Background

Colorectal (bowel) cancer is the second most common cause of cancer-related death in Australia, with around 16,400 new cases and 5,600 deaths expected in 2019. If detected early, bowel cancer can be cured by surgery, but once it has spread it is difficult to treat successfully. Advanced bowel cancer is often treated with chemotherapy, radiation or a combination of both, but the outcomes vary greatly.

This research team has discovered that the lack of a certain protein, called MCC (‘mutated in colorectal cancer’), causes a disruption in the function of other key proteins in the colon and this promotes the development of an invasive type of colorectal cancer. In normal cells, MCC has protective functions but can be ‘turned off’ by cancer cells so that this protection is lost in a subset of bowel tumours. Without MCC, DNA damage accumulates and the function of other protective genes needed to repair the damage is compromised. These features help the tumour grow but also expose a weakness as DNA damage can be targeted by drugs to kill cancer cells.

The research

Professor Maija Kohonen-Corish and her team have been developing crucial evidence on MCC alteration with the aim of creating new treatment targets and biomarkers for bowel cancer.

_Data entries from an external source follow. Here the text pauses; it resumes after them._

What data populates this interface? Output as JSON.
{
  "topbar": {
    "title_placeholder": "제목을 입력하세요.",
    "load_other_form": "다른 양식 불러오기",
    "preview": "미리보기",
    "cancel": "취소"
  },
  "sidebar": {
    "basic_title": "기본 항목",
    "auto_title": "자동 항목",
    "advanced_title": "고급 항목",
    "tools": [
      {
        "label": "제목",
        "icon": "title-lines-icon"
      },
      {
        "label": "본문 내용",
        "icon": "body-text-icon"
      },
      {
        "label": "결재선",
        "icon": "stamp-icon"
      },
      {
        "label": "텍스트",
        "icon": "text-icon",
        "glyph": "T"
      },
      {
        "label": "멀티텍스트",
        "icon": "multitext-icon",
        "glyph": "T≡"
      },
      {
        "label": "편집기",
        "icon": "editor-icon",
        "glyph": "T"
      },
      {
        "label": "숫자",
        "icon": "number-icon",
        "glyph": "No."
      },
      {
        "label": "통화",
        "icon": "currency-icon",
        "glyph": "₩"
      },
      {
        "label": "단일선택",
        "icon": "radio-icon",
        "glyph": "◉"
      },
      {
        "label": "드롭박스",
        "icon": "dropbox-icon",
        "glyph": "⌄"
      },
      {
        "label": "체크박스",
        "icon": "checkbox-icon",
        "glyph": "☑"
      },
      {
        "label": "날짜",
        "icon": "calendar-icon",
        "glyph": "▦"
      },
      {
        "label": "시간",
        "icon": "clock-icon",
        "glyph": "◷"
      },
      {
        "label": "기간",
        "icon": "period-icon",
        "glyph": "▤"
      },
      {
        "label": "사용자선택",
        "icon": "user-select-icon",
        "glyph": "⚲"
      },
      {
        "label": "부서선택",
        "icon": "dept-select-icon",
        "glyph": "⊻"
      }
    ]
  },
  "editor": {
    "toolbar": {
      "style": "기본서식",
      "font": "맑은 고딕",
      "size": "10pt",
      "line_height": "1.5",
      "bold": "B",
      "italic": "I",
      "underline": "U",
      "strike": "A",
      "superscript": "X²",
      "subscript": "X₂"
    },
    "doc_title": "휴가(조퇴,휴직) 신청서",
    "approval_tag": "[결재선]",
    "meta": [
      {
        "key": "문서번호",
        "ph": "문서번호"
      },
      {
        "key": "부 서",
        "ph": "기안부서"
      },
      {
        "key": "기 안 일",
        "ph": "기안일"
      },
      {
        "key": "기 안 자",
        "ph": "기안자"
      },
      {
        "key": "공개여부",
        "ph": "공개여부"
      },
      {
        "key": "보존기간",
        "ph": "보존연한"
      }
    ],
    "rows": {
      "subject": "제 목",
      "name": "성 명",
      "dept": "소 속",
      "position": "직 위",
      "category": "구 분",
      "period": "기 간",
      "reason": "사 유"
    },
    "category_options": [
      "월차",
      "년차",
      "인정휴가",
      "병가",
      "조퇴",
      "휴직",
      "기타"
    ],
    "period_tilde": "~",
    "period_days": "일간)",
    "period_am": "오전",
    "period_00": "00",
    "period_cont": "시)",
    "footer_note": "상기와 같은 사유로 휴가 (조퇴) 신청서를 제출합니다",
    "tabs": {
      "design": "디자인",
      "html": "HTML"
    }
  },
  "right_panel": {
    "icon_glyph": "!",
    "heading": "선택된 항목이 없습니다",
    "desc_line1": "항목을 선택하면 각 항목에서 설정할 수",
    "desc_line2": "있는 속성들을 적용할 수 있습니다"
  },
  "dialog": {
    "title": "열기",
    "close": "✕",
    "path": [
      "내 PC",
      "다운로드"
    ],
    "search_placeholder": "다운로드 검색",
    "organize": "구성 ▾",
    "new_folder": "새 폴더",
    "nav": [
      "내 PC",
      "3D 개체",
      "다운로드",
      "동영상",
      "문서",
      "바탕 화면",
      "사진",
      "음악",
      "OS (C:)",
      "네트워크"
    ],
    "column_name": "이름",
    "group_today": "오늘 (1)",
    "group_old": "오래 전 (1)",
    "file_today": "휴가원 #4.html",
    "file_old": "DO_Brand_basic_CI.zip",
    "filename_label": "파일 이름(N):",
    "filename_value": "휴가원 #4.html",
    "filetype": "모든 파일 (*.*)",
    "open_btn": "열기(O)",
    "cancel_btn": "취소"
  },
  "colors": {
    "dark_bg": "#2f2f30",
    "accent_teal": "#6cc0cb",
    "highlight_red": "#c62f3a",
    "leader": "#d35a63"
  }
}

The research team will test possible therapies in MCC-altered bowel cancer by exploiting the tumour’s vulnerability caused by DNA damage. The team will explore the effectiveness of a potential new treatment for these tumours. In the laboratory, they will test two drugs, irinotecan and PARP inhibitors. They will apply these drugs separately and in combination to cells that either have normal MCC or lack of it and compare the effects. Irinotecan is currently used to treat bowel cancer, but these experiments may provide a scientific explanation as to why some tumours respond better to this drug than others. These experiments will also show whether PARP inhibitors are likely to improve irinotecan treatment.

The team will also explore how the DNA damage accumulates in cancer cells without MCC. They will treat cells with various drugs and determine which specific cellular functions are most affected by the lack of MCC. These experiments will reveal why these tumours may have an enhanced response to cancer therapy.